= Werribee Plain =

The Werribee Plain is an expansive low-lying flat land located between the northwestern shore of Port Phillip Bay and the Grampians Central Highlands of Victoria, Australia, shared between Melbourne and Geelong. Named after the Werribee River, the plains are notable for their extensive, flat and rather featureless spans, interspersed by the occasional vertical feature, such as the You Yangs, a series of granite ridges and several small extinct volcanoes.

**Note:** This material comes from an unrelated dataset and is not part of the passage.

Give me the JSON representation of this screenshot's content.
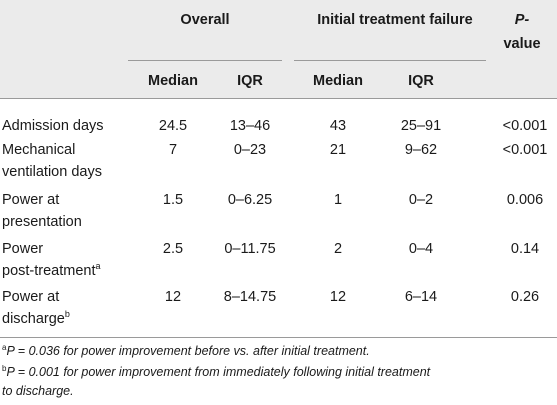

The Werribee Plain forms the eastern bayside portion of the vast Western Volcanic Plains between the Grampians and the Otway Ranges, which extend from the western suburbs of Melbourne to the South Australian border.

==Geology==
Volcanoes began erupting lava flows about 4.5 million years ago, and the youngest eruptions are only about 10,000 years old. There are over 400 mapped craters and vents on the plains. While all these individual volcanoes are extinct, the volcanic field itself is only dormant, so new eruptions are possible at any time.

The granite that forms the You Yangs was originally a mass of magma that worked its way up into the surrounding sedimentary rocks during a period of geological time known as the Devonian. The magma crystallised before it reached the surface, so it did not produce any volcanic activity. Instead, a very slow cooling rate allowed many large white crystals of feldspar to form. These can be seen in many of the granite outcrops throughout the ranges.

The nearest volcanoes to the You Yangs are the Anakies, which appear as three low hills on the western horizon. These all have summit craters and provided lava flows for the plains south of the You Yangs. There were also flows from the low volcanoes of Bald Hill and Spring Hill to the north of the You Yangs. When these volcanoes were active, probably between 2 and 3 million years ago, the You Yangs would have been granite islands in a sea of lava.